Sunday, June 04, 2006
Today we looked out and saw two Hairy Woodpeckers on the feeder that was filled with hulled sunflower seed. The bird on the left, was a fledgling begging from its father, on the right. All Daddy had to do was reach into the feeder and transfer the seed to begging baby right next to him. How easy was that!
Well it was easy, at least for a moment. We don't mean to imply life is that easy for these woodpeckers, or any other birds. They have to avoid predators, find a mate, find or create a suitable nesting hole, defend it against competitors, find enough food for themselves, and then, feed the hungry mouths of their babies. But at least for today, the feeder was a welcome source of food for the Hairy Woodpeckers.
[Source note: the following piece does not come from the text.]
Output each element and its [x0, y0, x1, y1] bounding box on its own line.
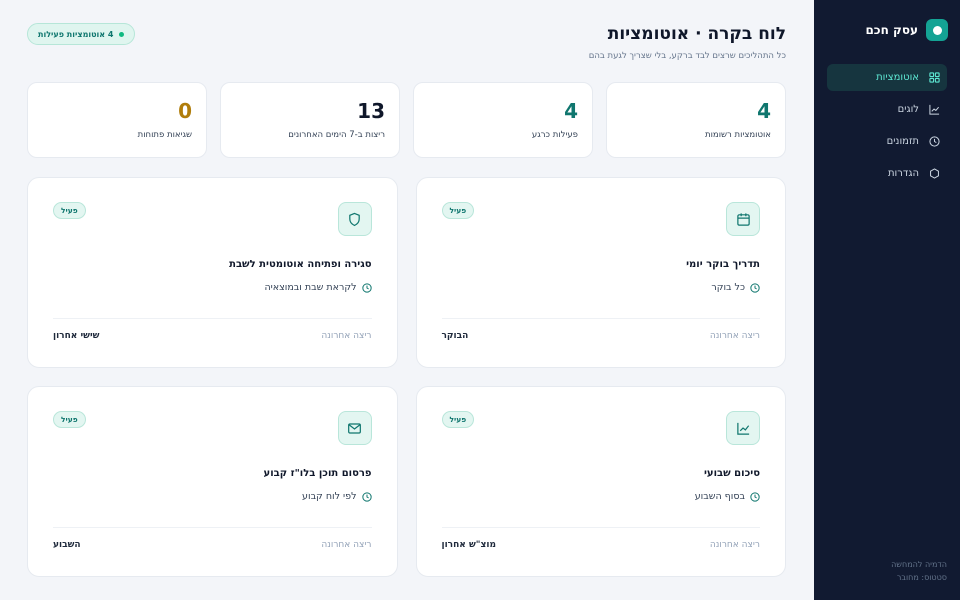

Some observations on this scene:
* Hulled sunflower attracts many species of birds. It attracts all the species who can remove the shell, as well as birds who would have a hard time removing the shell, such as Carolina Wrens, Bluebirds, Catbirds, etc. In this case, the fledgling could not crack the shell and it would have been laborious for the adult to crack the shells one at a time and feed them to the fledgling. So, having the food already shelled, allowed the adult to just shovel it into the baby's mouth.
* Note that the fledgling looks a lot like the adult but differs in certain ways. (Note: a fledgling is a baby who has left the nest, but is still dependent on the parent for food, for up to several weeks.) The fledgling is smaller than the adult, has a fluffier appearance, and has a less developed tail. Look at the adult's tail. It is long and the central feathers are strong and pointed, helping it brace itself. The fledgling's tail is still growing in. The central tail feathers are still in the sheaths that envelop growing feathers, a characteristic of most woodpecker fledglings.
* In the third photo, the head of the fledgling has a few pinkish to reddish feathers on the front of the crown. This is usually true of fledgling Hairy Woodpecker males, but on rare occassions, a fledgling female can have a few reddish feathers on her forehead. Over time this fledgling will molt into the plumage pattern of the adult. If it is a male, it will have the head pattern of its father with red at the back of the crown. Some male Hairy Woodpeckers, east of the Rocky Mountains, have the red patch divided by a black, vertical bar, as in this photo. Birds in other areas of the country, usually have a continuous, unbroken, red bar. If the fledgling becomes an adult female, she will not have red on the head.
* The sunflower was used only as a supplement. They only stayed at the feeder for about 5 minutes, then flew off and went around the woods, the adult feeding the fledgling insects.
* It did not occur to the fledgling to reach into the feeder and get its own food. Eventually, it will learn to get food by itself, and we will probably see it back at the feeder, minus Dad.